Asset number
411737001
Description
Adult man in a wooden coffin bearing the name Djeho. The mummy has resin poured on its linen wrappings, a gilded cartonnage mummy-mask and ornaments including a collar, pectoral, apron and foot-cover. Skull - No obvious fractures apart from some damage in the nasal region suggesting that the brain was removed through this channel. There is a solidified mass of resin lying in the posterior part of the skull. Artificial eyes are within the orbits. These 'eyes' are somewhat different from the smaller elliptical 'eyes' found in Twenty-first Dynasty mummies, being rounded and a little larger. They are also much more dense. The mouth is slightly open, and all teeth are apparently present. The cervical spine appears intact. Thorax and Abdomen - Apart from resin, both cavities are apparently empty. The ribs, spinal column, and intervertebral discs appear intact.
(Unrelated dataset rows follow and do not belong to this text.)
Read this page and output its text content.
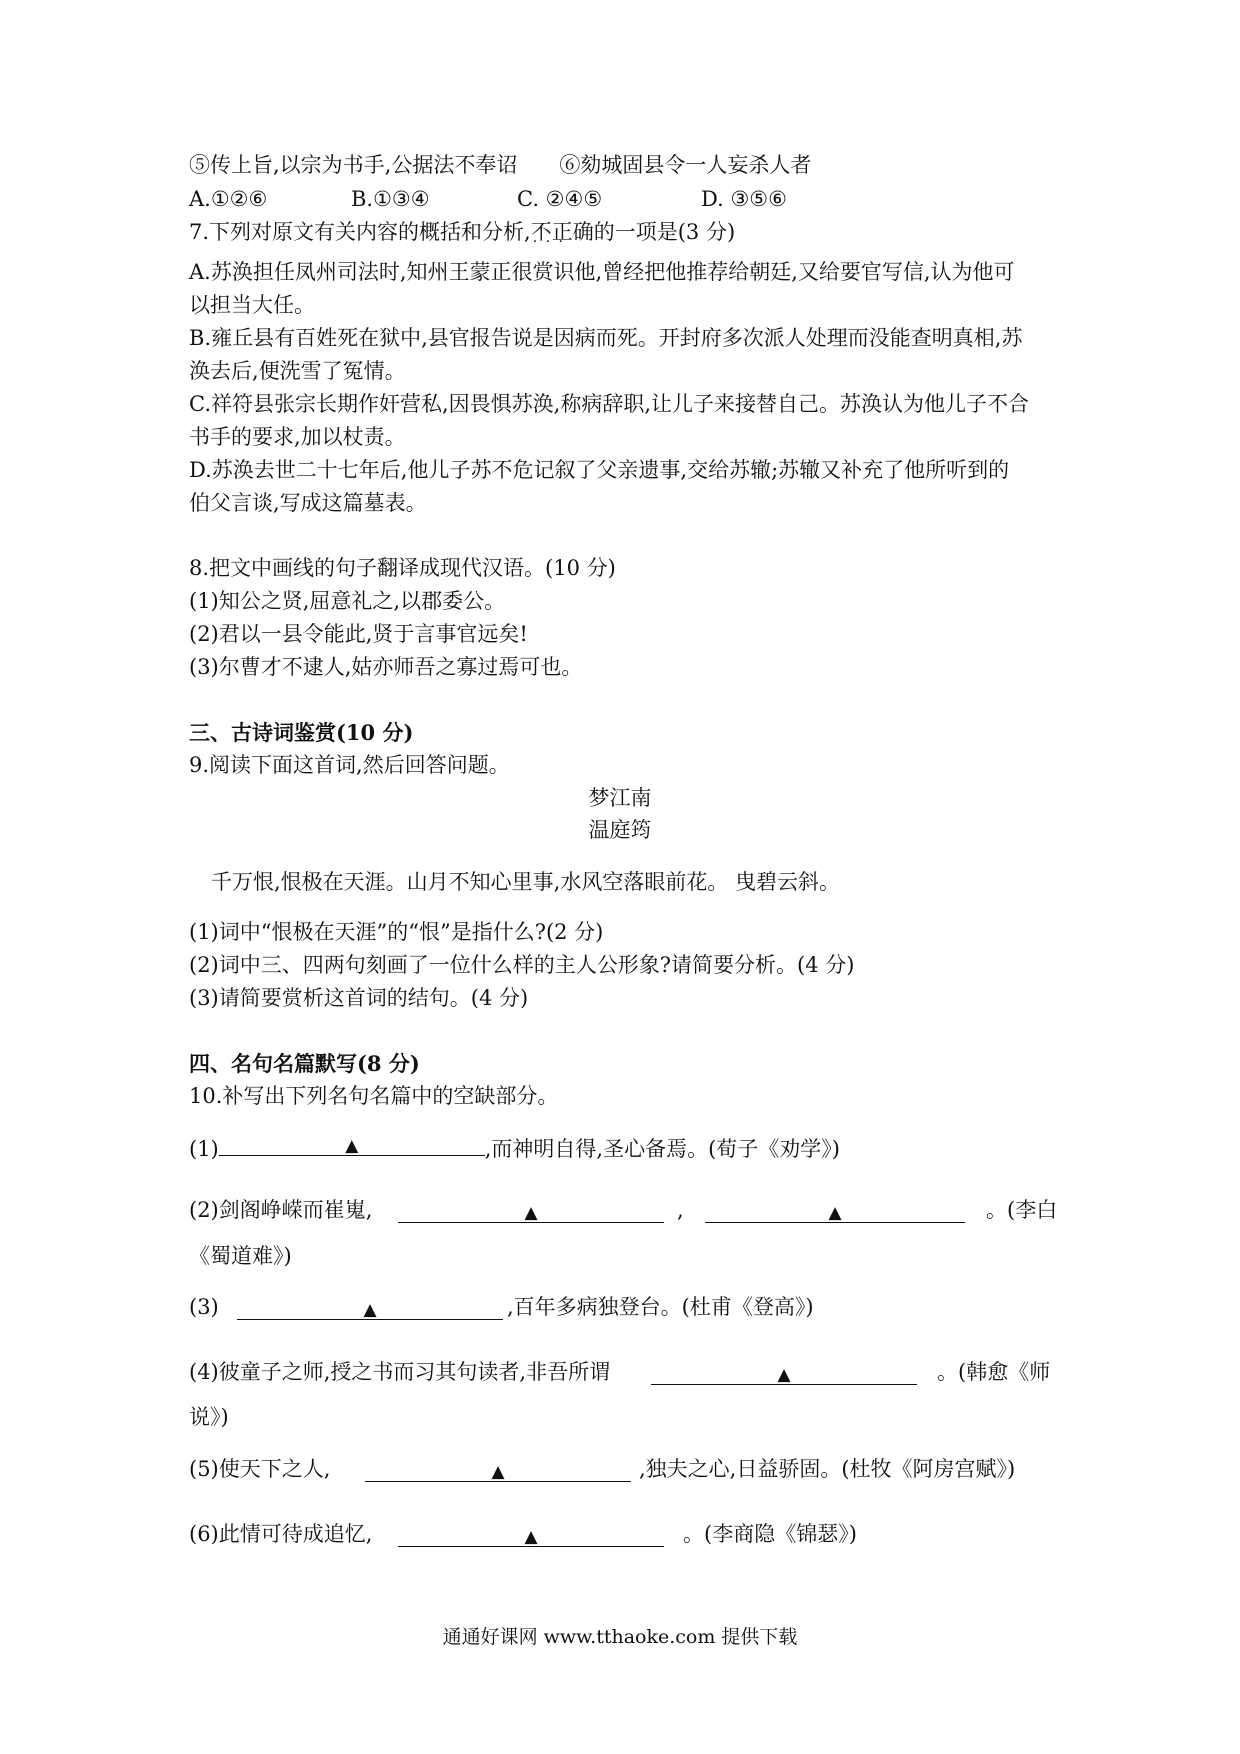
⑤传上旨,以宗为书手,公据法不奉诏　　⑥劾城固县令一人妄杀人者
A.①②⑥	B.①③④	C. ②④⑤	D. ③⑤⑥
7.下列对原文有关内容的概括和分析,不正确 · · ·的一项是(3 分)
A.苏涣担任凤州司法时,知州王蒙正很赏识他,曾经把他推荐给朝廷,又给要官写信,认为他可
以担当大任。
B.雍丘县有百姓死在狱中,县官报告说是因病而死。开封府多次派人处理而没能查明真相,苏
涣去后,便洗雪了冤情。
C.祥符县张宗长期作奸营私,因畏惧苏涣,称病辞职,让儿子来接替自己。苏涣认为他儿子不合
书手的要求,加以杖责。
D.苏涣去世二十七年后,他儿子苏不危记叙了父亲遗事,交给苏辙;苏辙又补充了他所听到的
伯父言谈,写成这篇墓表。
8.把文中画线的句子翻译成现代汉语。(10 分)
(1)知公之贤,屈意礼之,以郡委公。
(2)君以一县令能此,贤于言事官远矣!
(3)尔曹才不逮人,姑亦师吾之寡过焉可也。
三、古诗词鉴赏(10 分)
9.阅读下面这首词,然后回答问题。
梦江南
温庭筠
千万恨,恨极在天涯。山月不知心里事,水风空落眼前花。 曳碧云斜。
(1)词中“恨极在天涯”的“恨”是指什么?(2 分)
(2)词中三、四两句刻画了一位什么样的主人公形象?请简要分析。(4 分)
(3)请简要赏析这首词的结句。(4 分)
四、名句名篇默写(8 分)
10.补写出下列名句名篇中的空缺部分。
(1)	▲	,而神明自得,圣心备焉。(荀子《劝学》)
(2)剑阁峥嵘而崔嵬,	▲	,	▲	。(李白
《蜀道难》)
(3)	▲	,百年多病独登台。(杜甫《登高》)
(4)彼童子之师,授之书而习其句读者,非吾所谓	▲	。(韩愈《师
说》)
(5)使天下之人,	▲	,独夫之心,日益骄固。(杜牧《阿房宫赋》)
(6)此情可待成追忆,	▲	。(李商隐《锦瑟》)
通通好课网 www.tthaoke.com 提供下载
There is an opacity in the region of the left flank which probably represents a plug of either linen or resin in the embalming wound. Pelvis - A large ball of linen occupies the pelvic cavity. The bones of the pelvis and the hip joints appear normal and are free from fractures and dislocations. Arms - Crossed on the breast (right over left). The palms of the hands, fingers extended, rest on the shoulders. No fractures or dislocations seen. Legs - The bones and joints appear normal. No fractures, dislocations, or lines of arrested growth noted. The feet appear within normal limits. Wooden anthropoid inner coffin of Djeho, son of Psamtek: rare features include the liberal use of blue pigment and gilding, face and beard gilded, eyes painted, wig blue, elaborate polychrome painted collar, figure of Nut, with outstretched wings and flanked by wedjat-eyes, protects breast, vignette beneath shows the mummy of the deceased on a bier, with canopic jars below, flanked by figures of Isis and Nephthys in mourning, vertical registers of hieroglyphs below, flanked by columns of seated funerary deities, describe how Nut will protect the deceased, the spaces on the lid, between figures and vignettes, are filled with other funerary texts, papyri columns supporting uraei, crowned with solar discs, decorate the sides of the base.